1) My dad telling me "It's worth what you can get for it." when I was eagerly tallying up my brother's MTG cards in the official price guide.

2) My dad telling me to drive such that I never made anyone else touch their brakes. And that everyone else on the road was actively trying to kill me.

Reply


foreverbeach November 16 2010, 09:53:13 UTC
"Pay Michael first!"

My grandfather (who just passed away two months ago at the great old age of 94) taught me when I was about 12 always to calculate 10% of my pre-tax income and set that aside every single paycheck. He called it paying yourself first. It was to go into a savings account and was never to be touched under any circumstances until retirement. I've followed that advice my whole life, when my paychecks were $120 per week (back in the late 80s bussing tables at night in the Summer) and even today when they are sometimes obscene amounts of money.

I would have saved money regardless, but not with that kind of rigid discipline, and I probably would have dipped into it from time to time.

Reply


perich November 16 2010, 19:40:39 UTC
(1) "Don't compare your insides to someone else's outsides."

(2) "Steer into the skid."

Reply

boffo November 16 2010, 20:06:51 UTC
(1) "Don't compare your insides to someone else's outsides."
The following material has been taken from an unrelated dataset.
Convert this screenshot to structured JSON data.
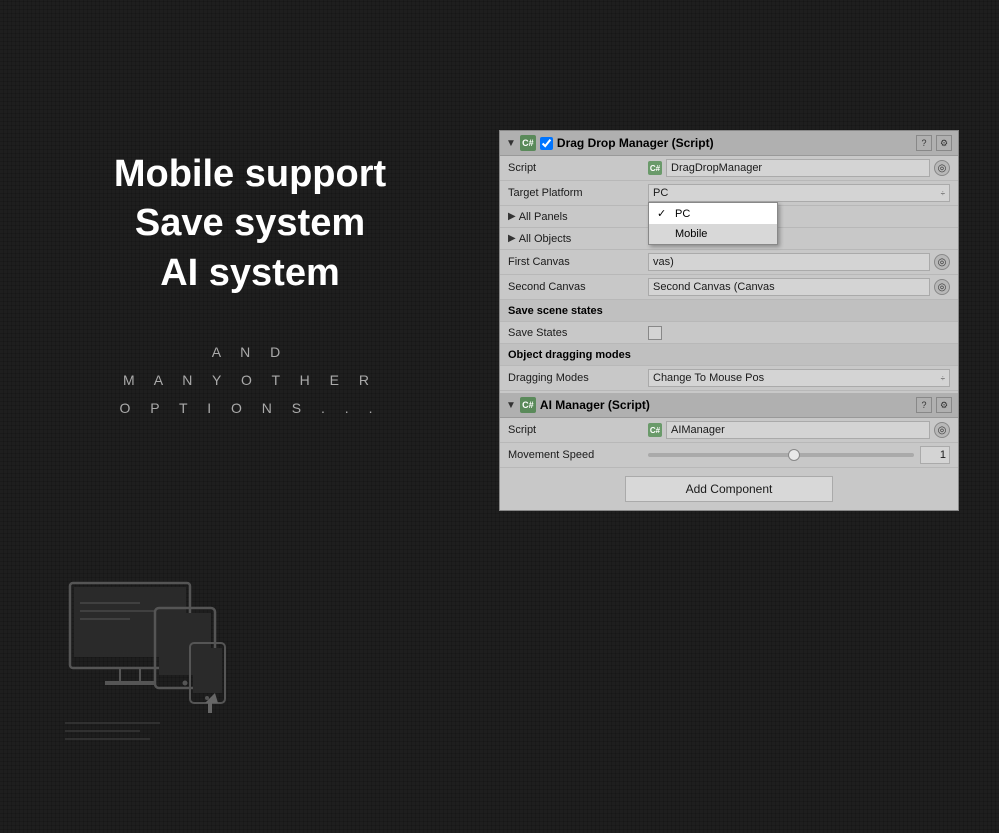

I'm not sure what that means, other than the obvious fact that your liver doesn't look much like my face. Can you please clarify?

Reply

perich November 16 2010, 20:21:01 UTC
Don't compare your internal thought processes (which are wracked with self-doubt and confusion) with other people's external confidence. Other people go through the same doubts you do. But you can see your doubts and you can't see theirs.